Bit Digital had 251 servers actively generating revenue from its first AI contract as of the end of April, and the company said it earned about $4.1 million of revenue from the operation that month.
Iris Energy expects to generate between $14 million and $17 million in annual revenue from its AI cloud services. Core Scientific’s expanded arrangement with CoreWeave is expected to produce annual revenue of $290 million.
“While we intend to remain one of the largest and most productive bitcoin miners, we expect to have a diversified business model and more predictable cash flows,” Sullivan said.
Bitcoin’s volatility has made mining a challenging business.

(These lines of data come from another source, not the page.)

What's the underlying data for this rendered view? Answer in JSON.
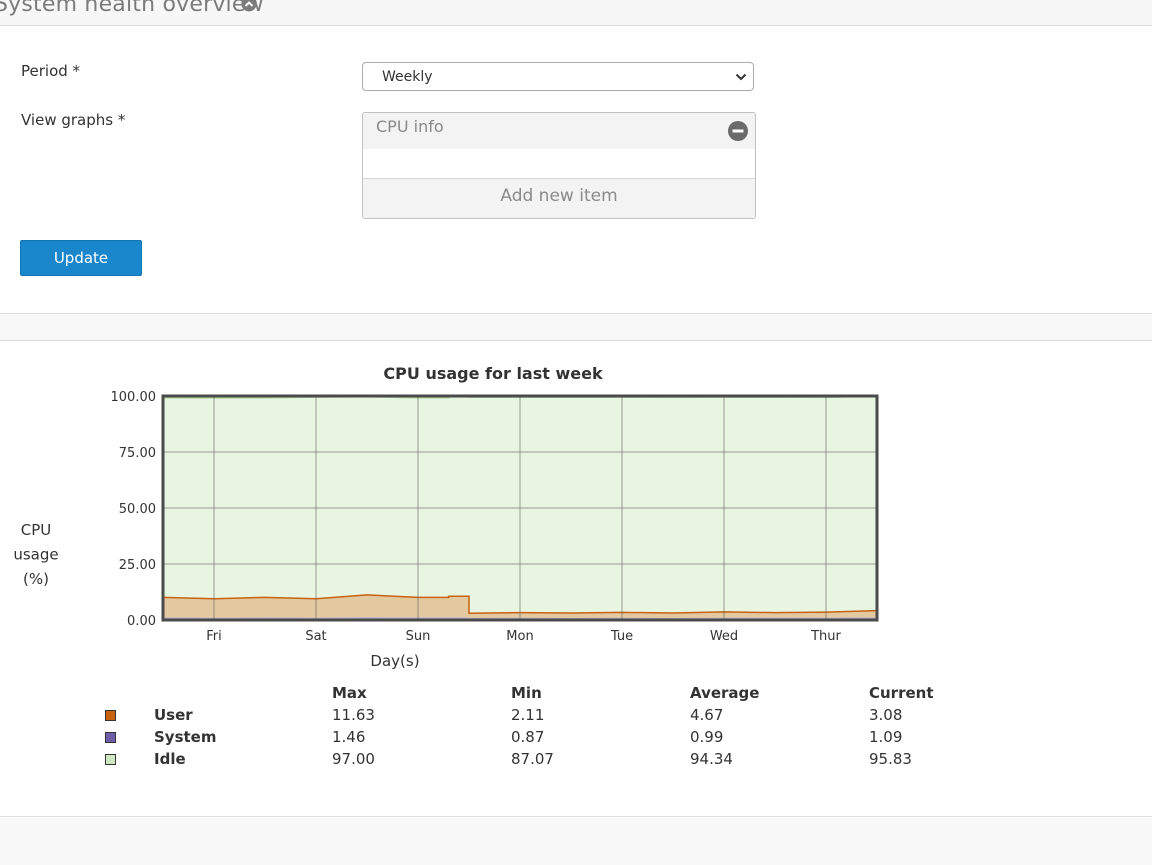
{
  "header": {
    "title": "System health overview"
  },
  "form": {
    "period_label": "Period *",
    "period_value": "Weekly",
    "graphs_label": "View graphs *",
    "graph_items": [
      "CPU info"
    ],
    "add_item_label": "Add new item",
    "update_label": "Update"
  },
  "chart_data": {
    "type": "area",
    "title": "CPU usage for last week",
    "ylabel": "CPU usage (%)",
    "ylabel_lines": [
      "CPU",
      "usage",
      "(%)"
    ],
    "xlabel": "Day(s)",
    "ylim": [
      0,
      100
    ],
    "ytick_labels": [
      "100.00",
      "75.00",
      "50.00",
      "25.00",
      "0.00"
    ],
    "x_tick_labels": [
      "Fri",
      "Sat",
      "Sun",
      "Mon",
      "Tue",
      "Wed",
      "Thur"
    ],
    "x_days": [
      0,
      0.5,
      1,
      1.5,
      2,
      2.5,
      2.8,
      3,
      3.5,
      4,
      4.5,
      5,
      5.5,
      6,
      6.5,
      7
    ],
    "series": [
      {
        "name": "User",
        "color": "#c8620e",
        "values": [
          9,
          8.5,
          9,
          8.5,
          10,
          9,
          9.5,
          2.1,
          2.3,
          2.2,
          2.4,
          2.2,
          2.6,
          2.3,
          2.5,
          3.1
        ]
      },
      {
        "name": "System",
        "color": "#6f5fa8",
        "values": [
          1.1,
          1.0,
          1.1,
          1.0,
          1.2,
          1.1,
          1.1,
          0.9,
          1.0,
          0.9,
          1.0,
          0.9,
          1.0,
          1.0,
          1.0,
          1.1
        ]
      },
      {
        "name": "Idle",
        "color": "#b8e0a8",
        "values": [
          89,
          89.5,
          89,
          90,
          88.5,
          89,
          89,
          96.5,
          96.2,
          96.4,
          96.1,
          96.3,
          95.9,
          96.2,
          95.9,
          95.8
        ]
      }
    ],
    "grid": true
  },
  "legend_table": {
    "headers": [
      "Max",
      "Min",
      "Average",
      "Current"
    ],
    "rows": [
      {
        "name": "User",
        "color": "#c8620e",
        "values": [
          "11.63",
          "2.11",
          "4.67",
          "3.08"
        ]
      },
      {
        "name": "System",
        "color": "#6f5fa8",
        "values": [
          "1.46",
          "0.87",
          "0.99",
          "1.09"
        ]
      },
      {
        "name": "Idle",
        "color": "#cde8c2",
        "values": [
          "97.00",
          "87.07",
          "94.34",
          "95.83"
        ]
      }
    ]
  }
}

Though bitcoin is currently up more than 150% in the past year to around $69,000, the bear market of 2022 sent many miners into bankruptcy or forced them to shutter altogether.
Complicated move to AI
Pivoting to AI isn’t as simple as repurposing existing infrastructure and machines, because high-performance computing (HPC) data center requirements are different, as are the needs of the data network.

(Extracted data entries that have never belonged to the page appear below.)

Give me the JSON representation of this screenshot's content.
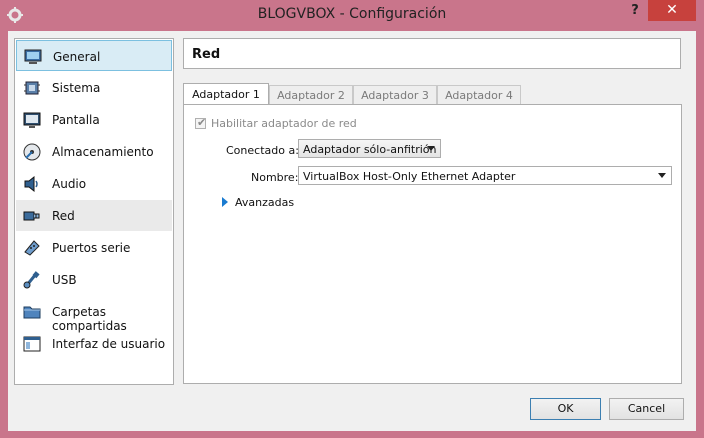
{
  "window": {
    "title": "BLOGVBOX - Configuración",
    "help_label": "?",
    "close_label": "✕"
  },
  "sidebar": {
    "items": [
      {
        "label": "General",
        "icon": "general-icon"
      },
      {
        "label": "Sistema",
        "icon": "system-icon"
      },
      {
        "label": "Pantalla",
        "icon": "display-icon"
      },
      {
        "label": "Almacenamiento",
        "icon": "storage-icon"
      },
      {
        "label": "Audio",
        "icon": "audio-icon"
      },
      {
        "label": "Red",
        "icon": "network-icon"
      },
      {
        "label": "Puertos serie",
        "icon": "serial-ports-icon"
      },
      {
        "label": "USB",
        "icon": "usb-icon"
      },
      {
        "label": "Carpetas compartidas",
        "icon": "shared-folders-icon"
      },
      {
        "label": "Interfaz de usuario",
        "icon": "user-interface-icon"
      }
    ]
  },
  "section": {
    "title": "Red"
  },
  "tabs": [
    {
      "label": "Adaptador 1"
    },
    {
      "label": "Adaptador 2"
    },
    {
      "label": "Adaptador 3"
    },
    {
      "label": "Adaptador 4"
    }
  ],
  "adapter": {
    "enable_label": "Habilitar adaptador de red",
    "attached_label": "Conectado a:",
    "attached_value": "Adaptador sólo-anfitrión",
    "name_label": "Nombre:",
    "name_value": "VirtualBox Host-Only Ethernet Adapter",
    "advanced_label": "Avanzadas"
  },
  "buttons": {
    "ok": "OK",
    "cancel": "Cancel"
  },
  "colors": {
    "titlebar": "#c9758b",
    "close": "#c7413d",
    "selected": "#d9ecf5"
  }
}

“Besides transformers, substations, and some switch gear nearly all infrastructure miners currently have would need to be bulldozed and built from the ground up to accommodate HPC,” Needham analysts wrote in a report on May 30.
The rigs used to mine bitcoin are called Application-Specific Integrated Circuits (ASICs). They’re built specifically for crypto mining and can’t be used to do other things.
Needham estimates that HPC data centers run at $8 million to $10 million per megawatt in capex, excluding GPUs, whereas bitcoin mining sites typically operate at $300,000 to $800,000 per megawatt in capex, not including ASICs.
Core’s Sullivan says there’s a lot of synergy between the two businesses.
“One of the most exciting parts about the bitcoin mining business is we have access to large amounts of power across the United States with access to fiber lines,” he said.
Beyond its partnership with CoreWeave, Core Scientific has also announced that over the next three to four years, it’s working to convert 500 megawatts of its bitcoin mining infrastructure across the country to HPC data centers.
Sullivan said the retrofit is manageable because the company owns and controls all of its data center infrastructure.
“There are components that we have to purchase to retrofit for HPC, but it is things that we can easily acquire,” he said.
In the next one to two years, Needham analysts estimate that large publicly traded bitcoin miners are expected to more than double power capacity, including both their mining and HPC business expansion plans.
Clean energy is a popular choice because it’s the cheapest power source in many markets. Miners at scale compete in a low-margin industry, where their only variable cost is typically energy, so they’re incentivized to migrate to the world’s cheapest sources of power. An industry report estimates the bitcoin network is 54.5% powered by sustainable electricity.
The Electric Power Research Institute estimates that data centers could take up to 9% of the country’s total electricity consumption by 2030, up from around 4% in 2023. Tapping into nuclear energy is seen by many as the answer to meeting that demand.
TeraWulf powers its mining sites with nuclear energy, and is looking to get into machine learning. So far, the firm has two megawatts dedicated to HPC capacity, though it has plans to transition its energy infrastructure toward AI and HPC.
OpenAI CEO Sam Altman told CNBC last year that he’s a big believer in nuclear when it comes to serving the needs of AI workloads.
“I don’t see a way for us to get there without nuclear,” Altman said. “I mean, maybe we could get there just with solar and storage. But from my vantage point, I feel like this is the most likely and the best way to get there.”